16.  Line 507: “In summary, our study provides strong preclinical evidence that IP-DNQ is a novel 507 and potent NQO1-dependent antitumor drug to induce multiple cell death pathways such 508 as apoptosis and necrosis. In addition, it possesses greater anti-tumor efficacy and best 509 biosafety profiles compared with any other NQO1 bioactivatable drugs that we tested be-510 fore. We believe that IP-DNQ can be used in clinical trials to benefit those patients with 511 NQO1-positive tumors and become a promising targeted therapeutic drug in oncology 512 field.” I do not think that given the data provide the authors can make these strong conclusions. The study is limited by the use of only one in vitro and in vivo model and to make this broad conclusions, more data is necessary. Please tone down the conclusions since they only apply to the A549 model (according to current data).

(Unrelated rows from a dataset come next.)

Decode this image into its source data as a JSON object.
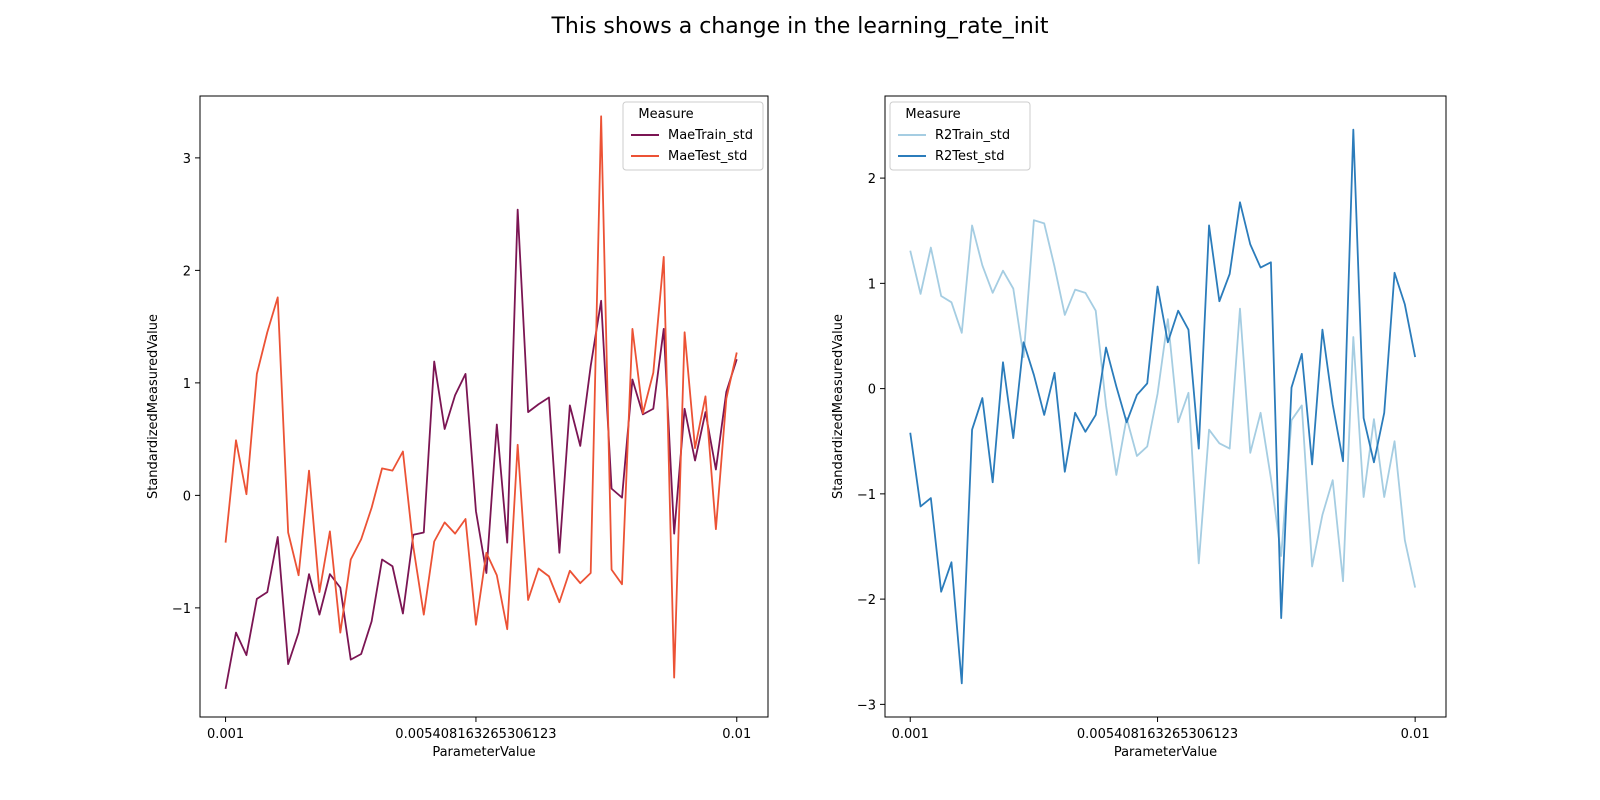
{
  "figure": {
    "title": "This shows a change in the learning_rate_init"
  },
  "chart_data": [
    {
      "type": "line",
      "title": "",
      "xlabel": "ParameterValue",
      "ylabel": "StandardizedMeasuredValue",
      "xlim": [
        0.00055,
        0.01055
      ],
      "ylim": [
        -1.97,
        3.55
      ],
      "xticks": [
        0.001,
        0.005408163265306123,
        0.01
      ],
      "xtick_labels": [
        "0.001",
        "0.005408163265306123",
        "0.01"
      ],
      "yticks": [
        -1,
        0,
        1,
        2,
        3
      ],
      "ytick_labels": [
        "−1",
        "0",
        "1",
        "2",
        "3"
      ],
      "grid": false,
      "legend": {
        "title": "Measure",
        "placement": "upper right"
      },
      "x_start": 0.001,
      "x_end": 0.01,
      "series": [
        {
          "name": "MaeTrain_std",
          "color": "#7b1553",
          "values": [
            -1.72,
            -1.22,
            -1.42,
            -0.92,
            -0.86,
            -0.37,
            -1.5,
            -1.22,
            -0.7,
            -1.06,
            -0.7,
            -0.82,
            -1.46,
            -1.41,
            -1.12,
            -0.57,
            -0.63,
            -1.05,
            -0.35,
            -0.33,
            1.19,
            0.59,
            0.89,
            1.08,
            -0.14,
            -0.69,
            0.63,
            -0.42,
            2.54,
            0.74,
            0.81,
            0.87,
            -0.51,
            0.8,
            0.44,
            1.15,
            1.73,
            0.06,
            -0.02,
            1.03,
            0.72,
            0.77,
            1.48,
            -0.34,
            0.77,
            0.31,
            0.74,
            0.23,
            0.92,
            1.21
          ]
        },
        {
          "name": "MaeTest_std",
          "color": "#ec5235",
          "values": [
            -0.42,
            0.49,
            0.01,
            1.08,
            1.45,
            1.76,
            -0.33,
            -0.71,
            0.22,
            -0.86,
            -0.32,
            -1.22,
            -0.57,
            -0.39,
            -0.11,
            0.24,
            0.22,
            0.39,
            -0.46,
            -1.06,
            -0.41,
            -0.24,
            -0.34,
            -0.21,
            -1.15,
            -0.51,
            -0.71,
            -1.19,
            0.45,
            -0.93,
            -0.65,
            -0.72,
            -0.95,
            -0.67,
            -0.78,
            -0.69,
            3.37,
            -0.66,
            -0.79,
            1.48,
            0.73,
            1.09,
            2.12,
            -1.62,
            1.45,
            0.42,
            0.88,
            -0.3,
            0.86,
            1.27
          ]
        }
      ]
    },
    {
      "type": "line",
      "title": "",
      "xlabel": "ParameterValue",
      "ylabel": "StandardizedMeasuredValue",
      "xlim": [
        0.00055,
        0.01055
      ],
      "ylim": [
        -3.12,
        2.78
      ],
      "xticks": [
        0.001,
        0.005408163265306123,
        0.01
      ],
      "xtick_labels": [
        "0.001",
        "0.005408163265306123",
        "0.01"
      ],
      "yticks": [
        -3,
        -2,
        -1,
        0,
        1,
        2
      ],
      "ytick_labels": [
        "−3",
        "−2",
        "−1",
        "0",
        "1",
        "2"
      ],
      "grid": false,
      "legend": {
        "title": "Measure",
        "placement": "upper left"
      },
      "x_start": 0.001,
      "x_end": 0.01,
      "series": [
        {
          "name": "R2Train_std",
          "color": "#a5cde2",
          "values": [
            1.31,
            0.9,
            1.34,
            0.88,
            0.82,
            0.53,
            1.55,
            1.17,
            0.91,
            1.12,
            0.95,
            0.3,
            1.6,
            1.57,
            1.16,
            0.7,
            0.94,
            0.91,
            0.74,
            -0.16,
            -0.82,
            -0.28,
            -0.64,
            -0.55,
            -0.05,
            0.66,
            -0.32,
            -0.04,
            -1.66,
            -0.39,
            -0.52,
            -0.57,
            0.76,
            -0.61,
            -0.23,
            -0.85,
            -1.59,
            -0.3,
            -0.16,
            -1.69,
            -1.2,
            -0.87,
            -1.83,
            0.49,
            -1.03,
            -0.29,
            -1.03,
            -0.5,
            -1.44,
            -1.89
          ]
        },
        {
          "name": "R2Test_std",
          "color": "#2b7cbb",
          "values": [
            -0.42,
            -1.12,
            -1.04,
            -1.93,
            -1.65,
            -2.8,
            -0.39,
            -0.09,
            -0.89,
            0.25,
            -0.47,
            0.44,
            0.13,
            -0.25,
            0.15,
            -0.79,
            -0.23,
            -0.41,
            -0.25,
            0.39,
            0.02,
            -0.32,
            -0.06,
            0.05,
            0.97,
            0.44,
            0.74,
            0.56,
            -0.57,
            1.55,
            0.83,
            1.09,
            1.77,
            1.37,
            1.15,
            1.2,
            -2.18,
            0.01,
            0.33,
            -0.72,
            0.56,
            -0.15,
            -0.69,
            2.46,
            -0.28,
            -0.7,
            -0.23,
            1.1,
            0.8,
            0.3
          ]
        }
      ]
    }
  ]
}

17.  The discussion needs to be re-written completely. As of right now, this section only reiterates what was shown in the results section. There is no actual discussion of how IP-DNQ may behave clinically, study limitations, clinical expectations of this drug, and how IP-DNQ fits in the lung cancer field. The discussion section is not a reiteration of the results but a section to interpret and explain unexpected results and relate to what others have done in the field. 

 

Minor points:

1.     The authors should state in the figure legends the number of replicates for each treatment group used in each experiment. The size of some figures (e.g. fig. 5) is very small and need to be reformatted.

2.     Line 501: “methemoglobin was measured following a previous published method [40], 501 and we could see the IP-DNQ produced minimal methemoglobin (-2.5%) compared with 502 DNQ, which treatment in DNQ mice caused severe methemoglobin symptoms (2.9%).” Please include these data in the manuscript.

3.     Fig.1: change the labels on the treatment groups. “No addition” sounds like nothing was added but if I understand correctly, these treatment groups was treated with IP-DNQ.

4.     Correct grammatical errors and typos

5.     Line 464: “the side effects were significant” List what the side effects were.